J's Indie/Rock Mayhem

Playlists, podcasts and music from WQFS Greensboro's J's Indie/Rock Mayhem

Thursday, March 20, 2008

Notes From Underground - #36
Don't Look Back (Sort Of) - Part Two


"He who cannot draw on three thousand years is living from hand to mouth." - Goethe


"'I am half sick of shadows,' said The Lady of Shalott." - "The Lady of Shalott", Alfred, Lord Tennyson


Q: How many indie kids does it take to screw in a light bulb? A: 5. 1 to change the bulb and 4 to stand around talking about how light bulb's new work isn't as good as his earlier stuff. - Anonymous


Last week I discussed a commercial versus artistic approach to looking at pop music. Knowing that all of us contain a little of both (and some decidedly more of one than the other), the ultimate answer came down to 'everyone's got their opinion and who are we to criticize?' But that's quite unsatisfactory for so many reasons.

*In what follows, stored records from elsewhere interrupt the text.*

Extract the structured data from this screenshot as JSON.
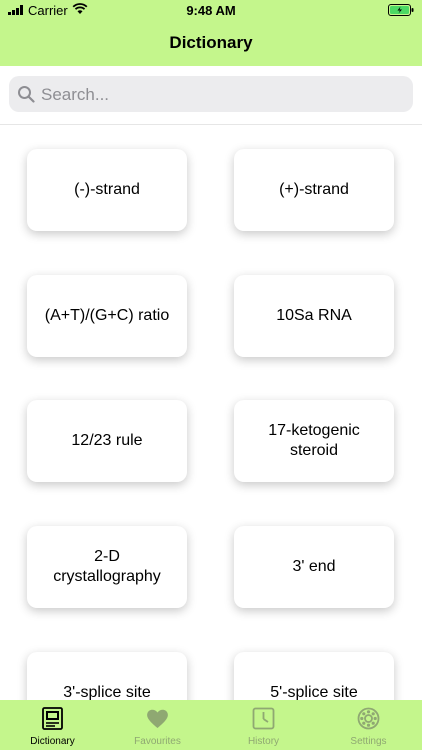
{
  "status_bar": {
    "carrier": "Carrier",
    "time": "9:48 AM"
  },
  "header": {
    "title": "Dictionary"
  },
  "search": {
    "placeholder": "Search..."
  },
  "terms": [
    "(-)-strand",
    "(+)-strand",
    "(A+T)/(G+C) ratio",
    "10Sa RNA",
    "12/23 rule",
    "17-ketogenic steroid",
    "2-D crystallography",
    "3' end",
    "3'-splice site",
    "5'-splice site"
  ],
  "tabs": [
    {
      "label": "Dictionary",
      "icon": "dictionary-icon",
      "active": true
    },
    {
      "label": "Favourites",
      "icon": "heart-icon",
      "active": false
    },
    {
      "label": "History",
      "icon": "clock-icon",
      "active": false
    },
    {
      "label": "Settings",
      "icon": "gear-icon",
      "active": false
    }
  ],
  "colors": {
    "accent": "#c4f68c",
    "inactive_tab": "#8fa872"
  }
}
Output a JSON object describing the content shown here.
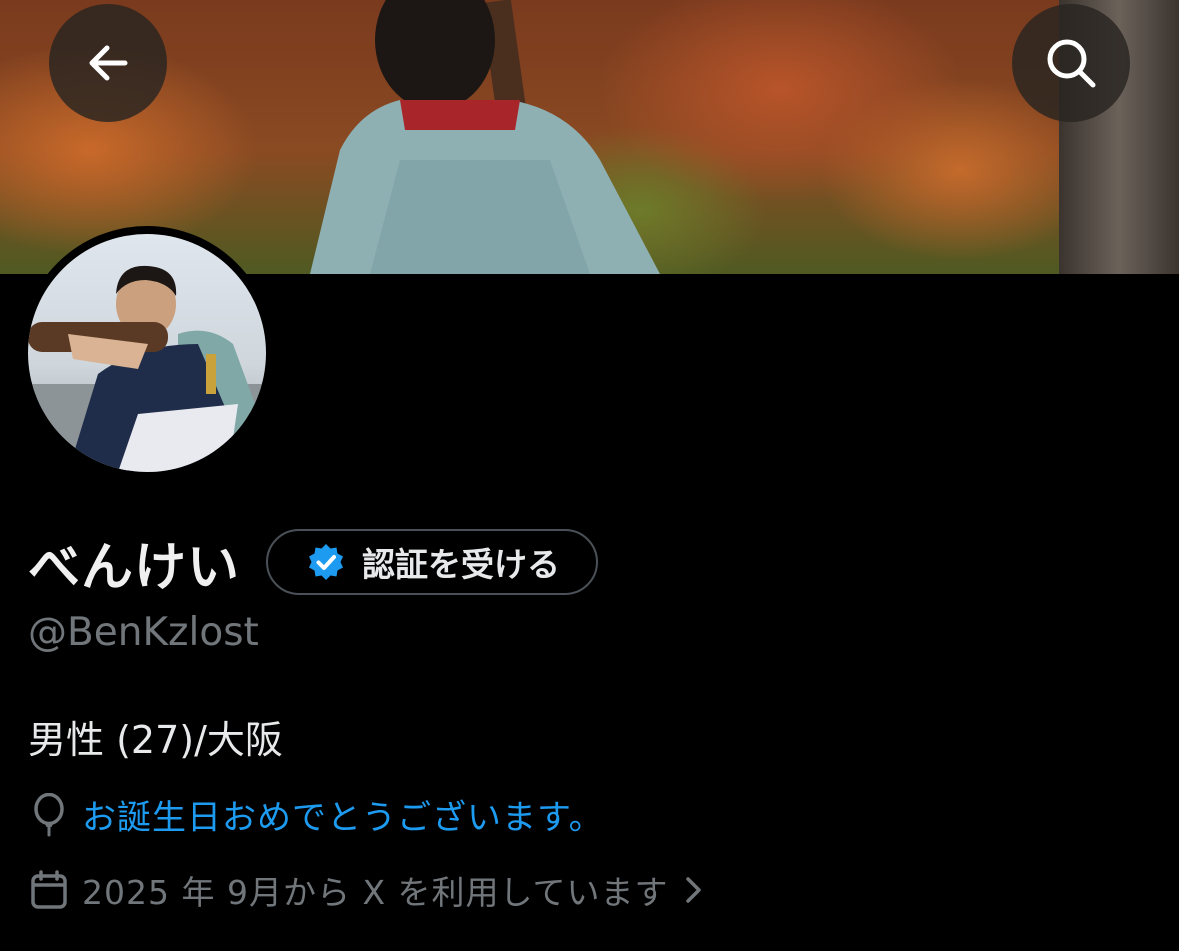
{
  "colors": {
    "background": "#000000",
    "link": "#1d9bf0",
    "muted": "#71767b",
    "verified": "#1d9bf0"
  },
  "header": {
    "back_icon": "arrow-left-icon",
    "search_icon": "search-icon"
  },
  "profile": {
    "display_name": "べんけい",
    "verify_button_label": "認証を受ける",
    "handle": "@BenKzlost",
    "bio": "男性 (27)/大阪",
    "birthday_text": "お誕生日おめでとうございます。",
    "joined_text": "2025 年 9月から X を利用しています"
  }
}
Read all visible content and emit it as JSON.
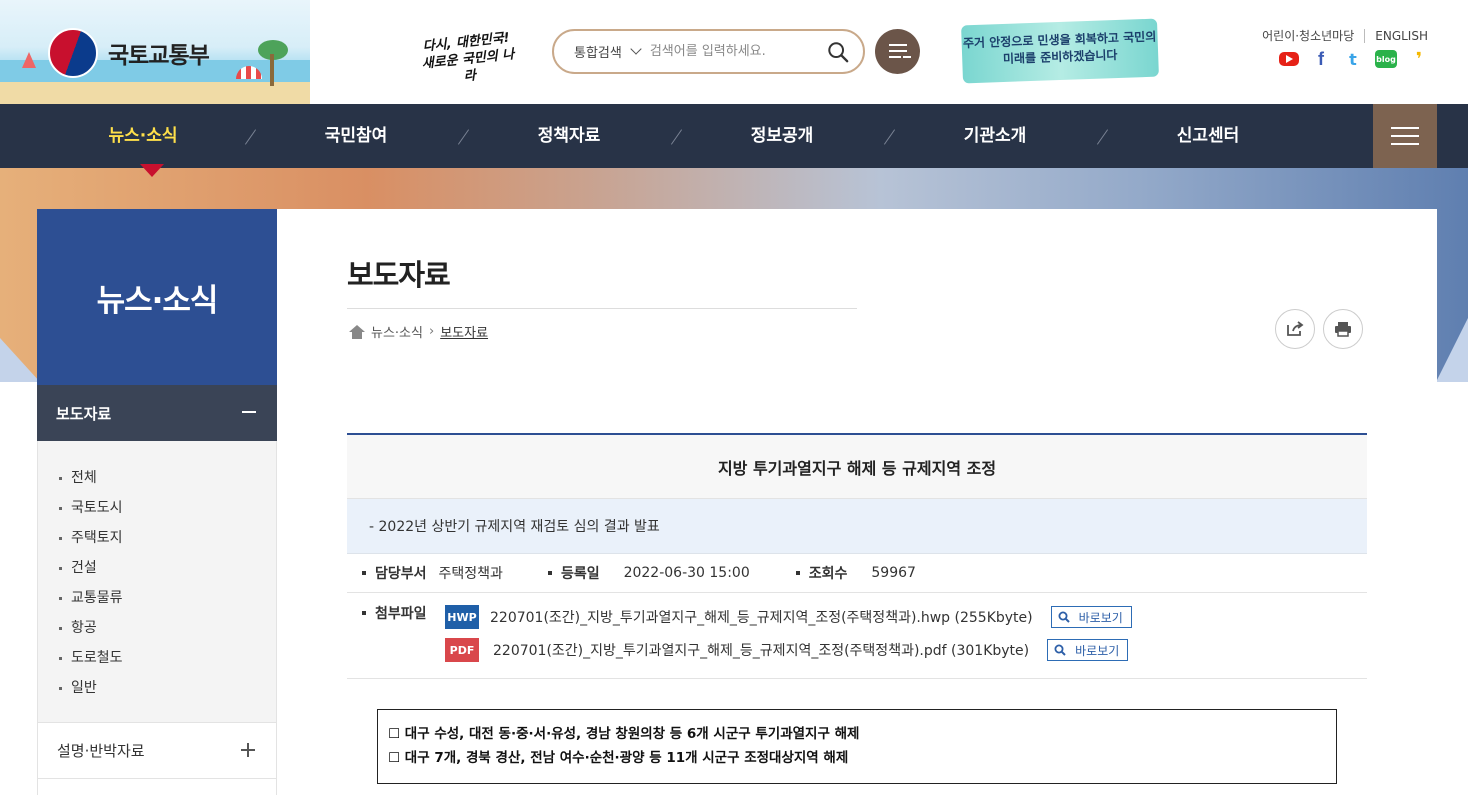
{
  "header": {
    "logo_text": "국토교통부",
    "slogan_left": "다시, 대한민국! 새로운 국민의 나라",
    "search": {
      "type_label": "통합검색",
      "placeholder": "검색어를 입력하세요."
    },
    "slogan_right": "주거 안정으로 민생을 회복하고 국민의 미래를 준비하겠습니다",
    "links": [
      "어린이·청소년마당",
      "ENGLISH"
    ],
    "sns": [
      "youtube",
      "facebook",
      "twitter",
      "blog",
      "kakao"
    ]
  },
  "nav": {
    "items": [
      "뉴스·소식",
      "국민참여",
      "정책자료",
      "정보공개",
      "기관소개",
      "신고센터"
    ],
    "active_index": 0,
    "active_color": "#ffe04a",
    "bg_color": "#283347"
  },
  "sidebar": {
    "heading": "뉴스·소식",
    "section": "보도자료",
    "items": [
      "전체",
      "국토도시",
      "주택토지",
      "건설",
      "교통물류",
      "항공",
      "도로철도",
      "일반"
    ],
    "next_section": "설명·반박자료",
    "accent_color": "#2d4f93"
  },
  "page": {
    "title": "보도자료",
    "breadcrumb": [
      "뉴스·소식",
      "보도자료"
    ]
  },
  "article": {
    "title": "지방 투기과열지구 해제 등 규제지역 조정",
    "subtitle": "-  2022년 상반기 규제지역 재검토 심의 결과 발표",
    "meta": {
      "dept_label": "담당부서",
      "dept": "주택정책과",
      "date_label": "등록일",
      "date": "2022-06-30 15:00",
      "views_label": "조회수",
      "views": "59967"
    },
    "attach_label": "첨부파일",
    "files": [
      {
        "type": "HWP",
        "name": "220701(조간)_지방_투기과열지구_해제_등_규제지역_조정(주택정책과).hwp (255Kbyte)",
        "view": "바로보기"
      },
      {
        "type": "PDF",
        "name": "220701(조간)_지방_투기과열지구_해제_등_규제지역_조정(주택정책과).pdf (301Kbyte)",
        "view": "바로보기"
      }
    ],
    "summary": [
      "☐ 대구 수성, 대전 동·중·서·유성, 경남 창원의창 등 6개 시군구 투기과열지구 해제",
      "☐ 대구 7개, 경북 경산, 전남 여수·순천·광양 등 11개 시군구 조정대상지역 해제"
    ]
  }
}
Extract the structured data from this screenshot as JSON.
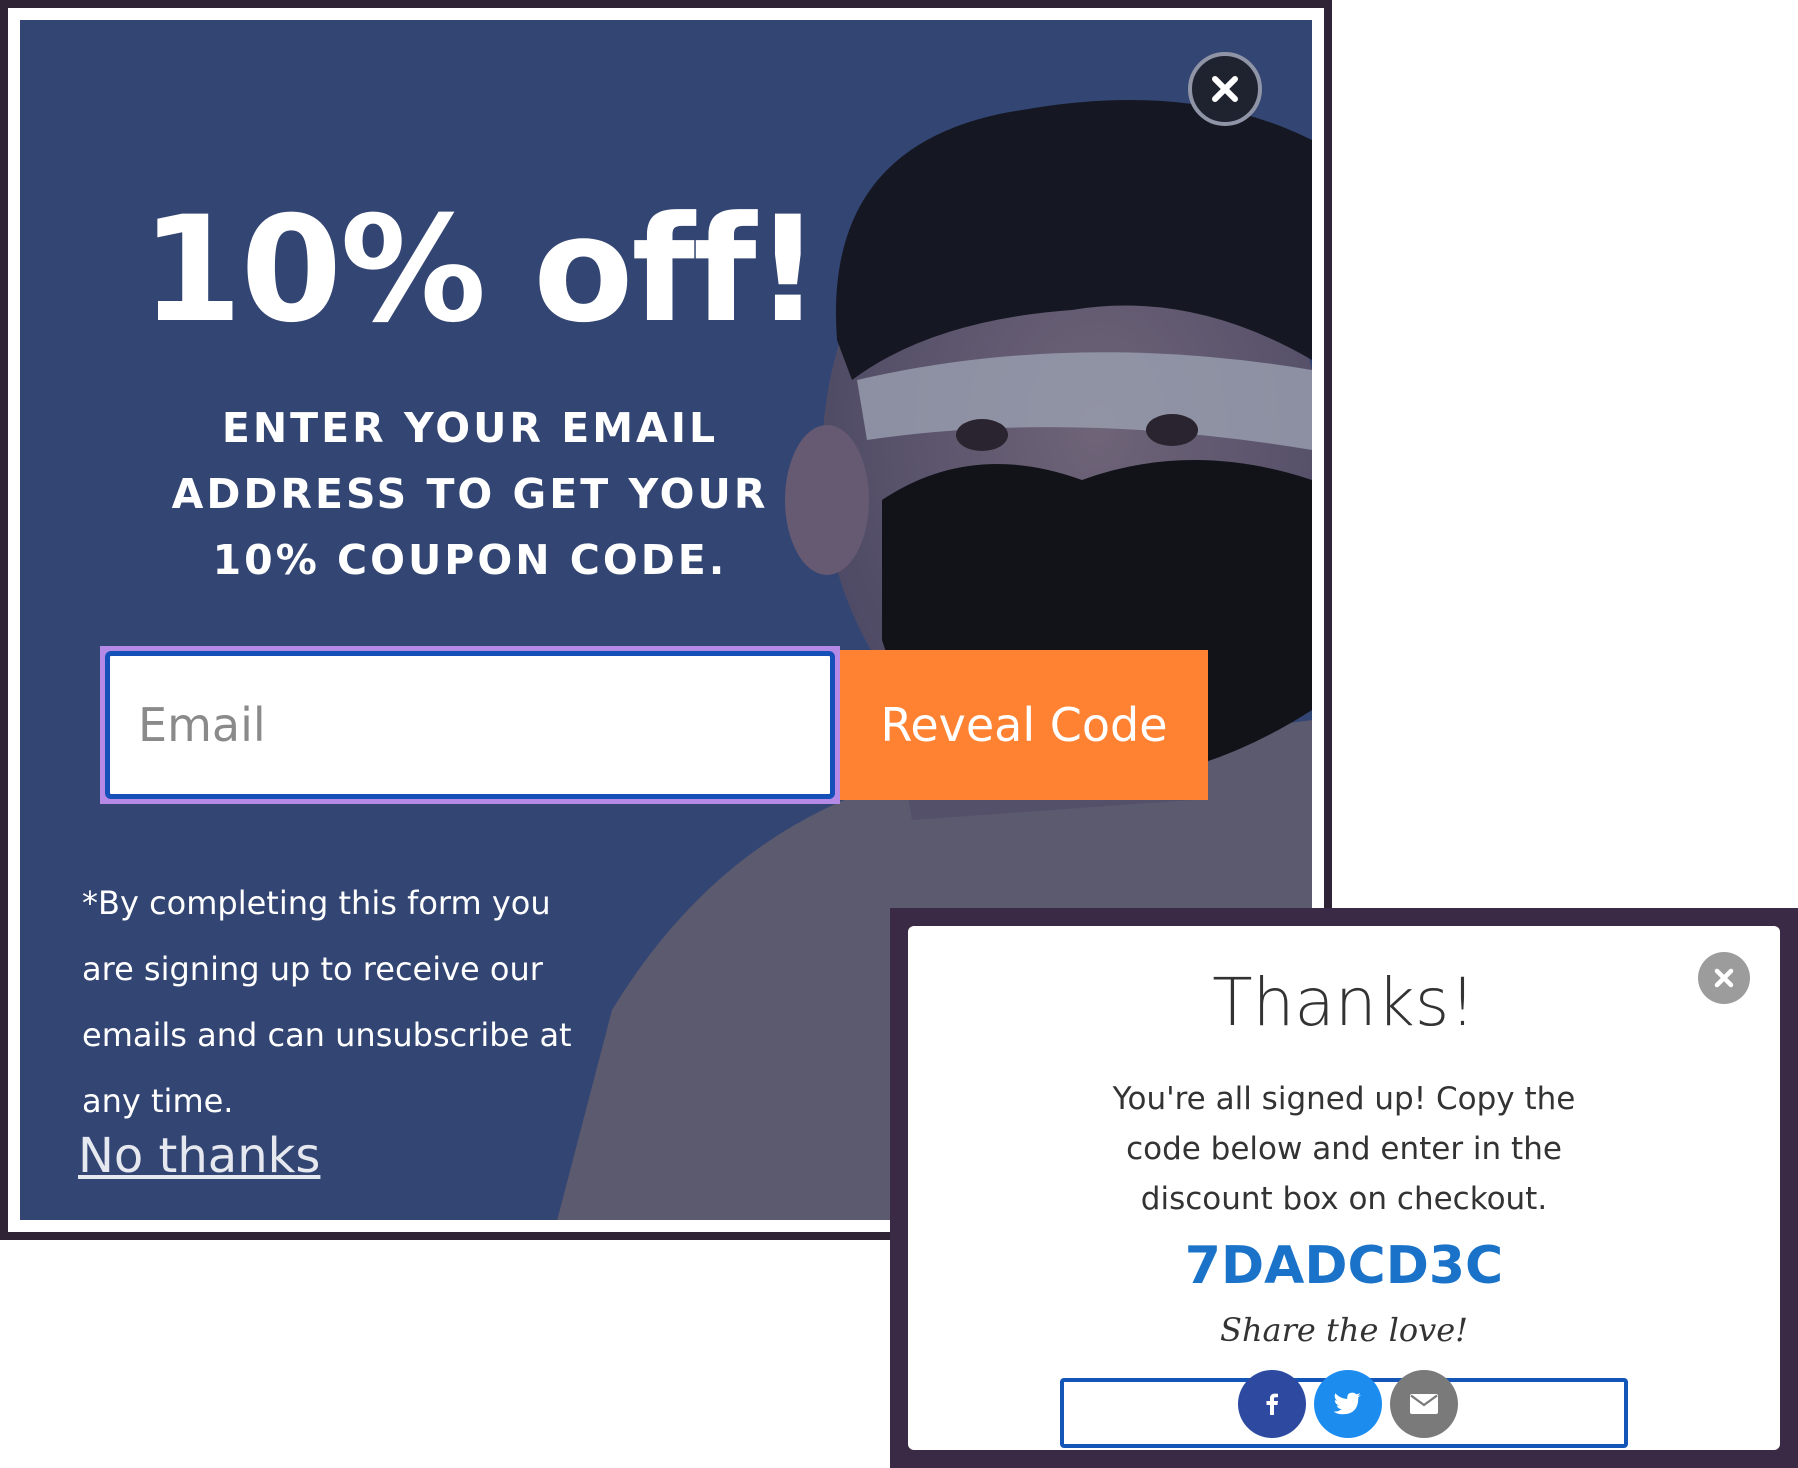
{
  "offer_popup": {
    "headline": "10% off!",
    "subhead_lines": [
      "ENTER YOUR EMAIL",
      "ADDRESS TO GET YOUR",
      "10% COUPON CODE."
    ],
    "email_placeholder": "Email",
    "email_value": "",
    "reveal_button": "Reveal Code",
    "disclaimer_lines": [
      "*By completing this form you",
      "are signing up to receive our",
      "emails and can unsubscribe at",
      "any time."
    ],
    "no_thanks": "No thanks",
    "close_icon": "close-icon"
  },
  "thanks_popup": {
    "title": "Thanks!",
    "body_lines": [
      "You're all signed up! Copy the",
      "code below and enter in the",
      "discount box on checkout."
    ],
    "coupon_code": "7DADCD3C",
    "share_label": "Share the love!",
    "share_buttons": [
      "facebook-icon",
      "twitter-icon",
      "email-icon"
    ],
    "close_icon": "close-icon"
  },
  "colors": {
    "panel_blue": "#334573",
    "accent_orange": "#ff8132",
    "coupon_blue": "#1a73c8",
    "facebook": "#2d4aa0",
    "twitter": "#1d8cef",
    "email_gray": "#7a7a7a"
  }
}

Goethe's quote (thank you, Sophie's World) is a reflection of how isolated pop music sometimes seems. So many examples of it seem to float in a netherworld, neatly tucked between certain genre titles. It's a rare breed that seems to pull from more than one direction at once, and it's those artists who seem to stand a larger test of time. Maybe that's why so much commercial music seems so poor. Music can't drawn on three thousand years of influence, but they could at least draw on a larger portion of the 20th century.

There are plenty of music listeners who embrace commercial music with no thought to its placement within the larger context of popular music as an art movement. They embrace pale imitations of great works, cycled and recycled and watered down in order to create a profit. But on the other end of this lies a problem as well.

If you're reading this blog, odds are you express something more similar to the Lady of Shalott's statement. "I am half sick of shadows," she says in Tennyson's poem, and that very neatly sums up a lot of our feelings as 'observant' listeners. We're tired of music that seems slipshod and ramshackle, barely coherent if even acknowledging its musical predecessors.

This sneering gesture leads to jokes like the one above. Pretentiousness is easily lampooned. Edwin Arlington Robinson's "Miniver Cheevy" focuses on this type of present-bashing, but also points out its danger. Cheevy is so caught up in admiring an idyllic past that he is wasting away his present. Pining for the days of yore, Cheevy dismisses all of the modern day in search of medieval grace. The Lady of Shalott, too, is so mired in a vision of harmonious past times that she ultimately brings about her own demise by being so enamored of it.

Are we selling ourselves short in both directions? Who is happier - the sneering bourgeoisie with their high-horse views of art or the clamoring rabble who listen to most anything produced? Again we're at a junction where it seems either side is correct. It's just about how you personally feel.

How do we, as listeners, drive this? Do our tastes, broad or narrow, drive a certain aspect of market-art? Certainly on big radio, but what about in smaller circles? Are there people 'cashing in' on small trends and niches? And ultimately how do we answer these questions?

Defining art has been a struggle. I want to consider things like "Fountain" art, but hold off on doing the same for Nickelback or Soulja Boy? Is that fair or right? As much as I have welcomed the open definitions of what 'music' is (thank you, John Cage), why do I shy away from the more obvious and base examples of the art form? Should I feel bad? Should people who only listen to commercial radio feel bad?

I've ended with more questions than I started.